I am sure glad that the National Football League reached a contractual agreement and the 2012 football season is going to go on as normal. I like to use analogies from football in my articles and it would be very distressing if football went away and I could not use those stories.
I have often talked about the comparison of the morning production meeting to the offensive huddle. It is that moment when the production team gets a chance to know what the activity for the team will be that day. It is the time when the production manager ensures that everyone is on board and ready to do their part. I have also talked about the leadership role of the quarterback and how that correlates to the printing business owner who has to motivate and energize his staff to succeed.
So what is the goal of that huddle and the leadership effort? Well, clearly, it is the need to have total teamwork. Just as the football team needs all of the players contributing their part to make each play successful, so it is also necessary that all members of the print business do their part so that each job meets or exceeds the customer’s expectations. With the changes that have taken place in our industry over the past few years, there have been some unusual pressures on companies, and those pressures have taken their toll on teamwork.
Shake Up the Team
Many companies that were struggling through this recession felt they had to reduce staff to keep expenses under control. In many cases, that reduction removed key members of the staff and created holes in the production processes. Other staff losses came about because nervous top performers felt that they needed to leave and find more reliable opportunities with companies that were not struggling. Whatever the reason, teamwork was disrupted and the remaining staff was unable to take the actions to fill in and cover for the lost personnel.
Now consider the companies that were thriving during this period. Many of them actually acquired other companies and absorbed the staff of the acquired companies into their teams. Or they may have taken the opportunity to upgrade their staff by accessing the availability of top performers from distressed companies. The introduction of new people created a disruption in the teamwork that had been the basis for their success.
The bottom line is that whether they were surviving or thriving, the one thing that they all needed was a real focus on restoring the teamwork that is essential for success. I have mentioned before that I am currently serving as the general manager of Peter Marcus’s Allegra franchise in Tucson, AZ. Our company has completed five acquisitions over the past two years, so we encountered some of the issues I cited above.

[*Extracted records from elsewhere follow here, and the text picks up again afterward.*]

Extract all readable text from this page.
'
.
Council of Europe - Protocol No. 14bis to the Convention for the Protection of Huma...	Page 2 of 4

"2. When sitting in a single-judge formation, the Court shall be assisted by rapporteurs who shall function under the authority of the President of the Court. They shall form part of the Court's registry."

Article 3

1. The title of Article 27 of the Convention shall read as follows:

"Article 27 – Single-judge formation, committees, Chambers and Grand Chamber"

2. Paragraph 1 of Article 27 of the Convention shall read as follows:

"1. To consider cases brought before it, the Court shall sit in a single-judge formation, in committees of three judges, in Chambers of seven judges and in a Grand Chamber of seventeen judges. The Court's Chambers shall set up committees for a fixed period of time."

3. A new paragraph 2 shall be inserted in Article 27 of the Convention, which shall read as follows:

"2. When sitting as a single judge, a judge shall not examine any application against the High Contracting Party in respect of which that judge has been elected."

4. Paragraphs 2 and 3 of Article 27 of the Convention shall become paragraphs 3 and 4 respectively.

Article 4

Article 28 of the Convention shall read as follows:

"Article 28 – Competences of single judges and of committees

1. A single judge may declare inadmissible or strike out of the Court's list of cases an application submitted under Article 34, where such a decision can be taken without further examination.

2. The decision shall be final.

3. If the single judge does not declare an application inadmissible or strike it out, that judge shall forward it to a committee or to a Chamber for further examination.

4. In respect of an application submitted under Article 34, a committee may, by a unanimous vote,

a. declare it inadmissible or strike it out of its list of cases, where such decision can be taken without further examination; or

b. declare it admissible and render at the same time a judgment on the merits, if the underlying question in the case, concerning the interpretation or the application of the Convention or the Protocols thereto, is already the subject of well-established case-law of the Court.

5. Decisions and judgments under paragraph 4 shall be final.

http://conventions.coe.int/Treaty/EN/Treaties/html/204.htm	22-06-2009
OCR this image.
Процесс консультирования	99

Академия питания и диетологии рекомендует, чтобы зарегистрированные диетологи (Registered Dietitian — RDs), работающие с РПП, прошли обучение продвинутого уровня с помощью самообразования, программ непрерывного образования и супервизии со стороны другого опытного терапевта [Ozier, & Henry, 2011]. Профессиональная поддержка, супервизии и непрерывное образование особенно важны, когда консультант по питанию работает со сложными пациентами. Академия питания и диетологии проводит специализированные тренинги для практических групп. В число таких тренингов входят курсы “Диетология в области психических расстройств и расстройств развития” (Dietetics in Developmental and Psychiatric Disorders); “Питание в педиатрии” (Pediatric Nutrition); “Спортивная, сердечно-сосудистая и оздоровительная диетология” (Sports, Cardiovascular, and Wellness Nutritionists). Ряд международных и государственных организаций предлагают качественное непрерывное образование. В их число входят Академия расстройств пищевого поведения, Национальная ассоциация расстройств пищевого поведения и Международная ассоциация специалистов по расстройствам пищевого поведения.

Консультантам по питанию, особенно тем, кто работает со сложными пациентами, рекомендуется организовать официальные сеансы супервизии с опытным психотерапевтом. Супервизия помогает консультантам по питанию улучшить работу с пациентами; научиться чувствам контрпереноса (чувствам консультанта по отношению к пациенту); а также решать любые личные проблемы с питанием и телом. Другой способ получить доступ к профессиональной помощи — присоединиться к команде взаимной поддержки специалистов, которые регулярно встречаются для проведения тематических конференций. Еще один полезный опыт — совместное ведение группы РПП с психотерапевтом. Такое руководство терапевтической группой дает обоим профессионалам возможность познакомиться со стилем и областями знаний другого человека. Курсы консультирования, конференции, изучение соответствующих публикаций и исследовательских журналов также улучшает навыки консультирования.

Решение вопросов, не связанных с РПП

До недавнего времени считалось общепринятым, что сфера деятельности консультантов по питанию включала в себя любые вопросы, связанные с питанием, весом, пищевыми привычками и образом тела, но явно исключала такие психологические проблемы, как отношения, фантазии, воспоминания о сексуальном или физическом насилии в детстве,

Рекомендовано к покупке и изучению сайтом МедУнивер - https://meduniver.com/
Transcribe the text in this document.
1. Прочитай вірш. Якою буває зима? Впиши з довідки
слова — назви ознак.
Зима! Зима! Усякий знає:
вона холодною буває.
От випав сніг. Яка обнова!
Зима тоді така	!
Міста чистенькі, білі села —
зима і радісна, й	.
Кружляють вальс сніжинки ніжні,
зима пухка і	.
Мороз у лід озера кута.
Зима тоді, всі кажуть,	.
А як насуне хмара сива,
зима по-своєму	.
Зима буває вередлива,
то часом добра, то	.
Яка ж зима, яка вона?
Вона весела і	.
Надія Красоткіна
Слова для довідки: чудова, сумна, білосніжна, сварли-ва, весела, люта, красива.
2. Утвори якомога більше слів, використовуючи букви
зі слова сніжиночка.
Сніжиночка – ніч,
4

We tackled those issues and I want to share how we did that.
We initiated a cross training program so that all of our employees would acquire multiple skills and could pitch in where needed. This gave us the flexibility to handle new activity from the acquired companies. But more importantly, it enabled us to keep all of the employees active full time and we avoided the need to send people home if it happened that we were a little slow in the area that was their specialty. It might seem strange, but we even went to the extreme of having higher paid employees do lesser paying jobs if that was what we needed. How many of you would consider sending your Heidelberg press operator out on deliveries? Just think of the wide receiver or running back who must become a blocker because that is what was needed to make the play work.
We also focused on improving communication through the daily production meeting, regular staff meetings, and lunch and learn sessions. We worked to be open and honest with our staff as we considered acquisitions so that there would be no surprises. We put the need for trust at the top of our agenda. We continued to work on motivating and energizing the staff.